I have less than sixty days left in the place I have called home for almost a year. I have made unforgettable friendships; worked with incredible, intelligent, and inspiring students; visited new countries; and experienced an entirely new culture – for better or for worse. And just like that, it’s all about to come to an end.
I struggled saying goodbye to my life in Ontario, but this is a different kind of goodbye – one that feels permanent. It is very likely that I may never return to Korea. It is very likely that I will never see a single one of my students again. It is also very likely that I may never see some of the wonderful people I have met here, ever again. I’m left feeling torn between the excitement of the adventures to come and the sadness of leaving something so special behind.
Choosing to come to Korea was a relatively spontaneous decision – as many of my adventurous ideas are.
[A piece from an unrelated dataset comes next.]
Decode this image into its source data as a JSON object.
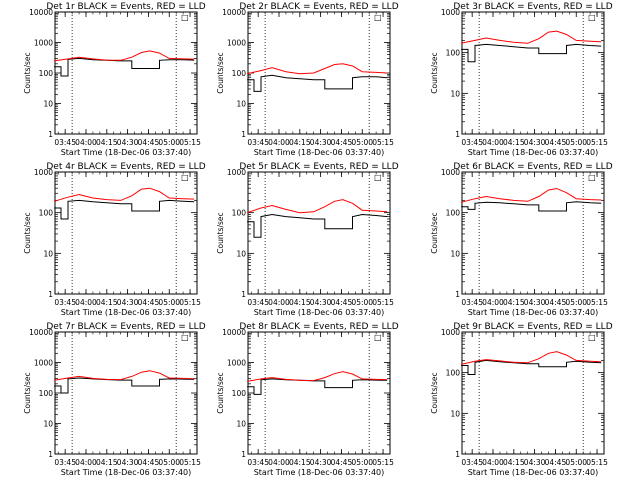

I decided on a Thursday afternoon, on a whim, that I wanted to move to a new country – and a few months later I was selling my belongings, quitting my job, and giving notice on my apartment. I can’t imagine where my life would be today had I not made that spontaneous decision. I am excited for what’s to come, and I know I will look back on my time here fondly in the years to come. Time to go watch Rent for the first time, and have a good cry ㅠㅠ.